Le 02 Janvier 2018, ces 16 candidats, après leur prestation de serment, ont débuté leur stage pratique de deux ans dans les cabinets d’Huissiers de justice, alliant la formation avec des cours théoriques dispensés au Centre de Formation Judiciaire;

Le stage est terminé depuis le 02 janvier 2020, soit 6 mois maintenant.

Monsieur le Président, depuis la fin du stage, nous attendons toujours notre Décret de nomination afin d’être renvoyés à l’exercice de notre profession ;

Au moment où nous écrivons ces lignes avec désarroi, ces longs mois sont devenus intenables autant sur le plan professionnel, moral que financier.

Toutes les informations, de même que les échos font état d’un projet de Décret qui serait au niveau du secrétariat du gouvernement en attente de son adoption par le conseil des ministres que vous présidez, projet d’ailleurs dont nous ignorons complètement le contenu.
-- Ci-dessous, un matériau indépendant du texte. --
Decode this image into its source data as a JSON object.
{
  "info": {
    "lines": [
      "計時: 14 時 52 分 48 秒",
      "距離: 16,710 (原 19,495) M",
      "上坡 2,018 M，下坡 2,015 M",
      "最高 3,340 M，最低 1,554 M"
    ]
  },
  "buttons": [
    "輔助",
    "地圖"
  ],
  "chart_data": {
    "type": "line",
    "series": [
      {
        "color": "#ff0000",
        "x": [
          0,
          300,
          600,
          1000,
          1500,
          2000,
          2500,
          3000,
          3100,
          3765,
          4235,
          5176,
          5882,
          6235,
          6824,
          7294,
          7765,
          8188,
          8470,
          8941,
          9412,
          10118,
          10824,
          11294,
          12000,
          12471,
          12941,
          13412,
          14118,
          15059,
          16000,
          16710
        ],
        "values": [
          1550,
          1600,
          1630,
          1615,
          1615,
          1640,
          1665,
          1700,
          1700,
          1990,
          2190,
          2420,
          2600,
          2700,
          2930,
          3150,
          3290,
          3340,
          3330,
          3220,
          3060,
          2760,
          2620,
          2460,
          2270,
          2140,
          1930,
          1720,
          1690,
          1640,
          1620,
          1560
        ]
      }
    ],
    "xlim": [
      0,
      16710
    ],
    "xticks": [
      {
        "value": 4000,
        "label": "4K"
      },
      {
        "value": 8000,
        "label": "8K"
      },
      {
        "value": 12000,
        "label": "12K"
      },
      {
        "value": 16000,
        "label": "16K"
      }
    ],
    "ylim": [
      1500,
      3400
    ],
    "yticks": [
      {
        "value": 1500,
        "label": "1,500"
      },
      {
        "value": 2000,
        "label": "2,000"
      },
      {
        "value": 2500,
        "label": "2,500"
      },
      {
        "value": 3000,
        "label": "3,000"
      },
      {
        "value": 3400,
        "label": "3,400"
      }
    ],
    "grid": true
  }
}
Cependant, il nous a été rapporté de sources concordantes, que certaines personnes (clercs), qui avaient échoué au concours d’entrée, tendent à être recasées, par un lobby d’Huissiers de justice tapis dans l’ombre.

Il semblerait d’ailleurs, que ces derniers ont inséré dans le projet de Décret qui est actuellement au secretariat du gouvernement, une disposition transitoire dont la seule motivation est de recaser ces clers ayant échoué au concours d’entrée ou choisi délibérément de ne pas se présenter au concours.

Pourtant, Monsieur le président, par arrêt n°61 du 28 Décembre 2017, la chambre administrative de la Cour Suprême du Sénégal a decidé que conformment à l’article 36 du Décret portant statut des Huissiers de Justice, pour être nommé Huissier de justice : « ces clercs doivent être titulaires d’une maîtrise en droit, d’un master II en droit ou d’un diplôme admis en équivalence, avoir subi avec succès les épreuves du concours d’aptitude au stage, avoir accompli un stage de deux ans dans une étude ou une société civile professionnelle d’Huissier »

Malheureusement, ce lobby, veut passer outre cet arrêt de la Cour Suprême et trouver une porte de sortie à ces personnes n’ayant pas rempli les conditions fixées par le Décret 2015, portant statut des huissiers de Justice.

Monsieur le Président, vous comprendrez, notre inquiétude car un esprit éclairé, ne pourrait nullement cautionner une telle injustice dans une république qui prône une gouvernance juste, sobre et vertueuse.

Monsieur le Président, nous nous permettons de vous solliciter afin de faire tout ce qui est en votre pouvoir pour prendre les dispositions allant dans le sens d’un dénouement juste et rapide de cette situation afin que nous puissions exercer notre profession dans les plus brefs délais.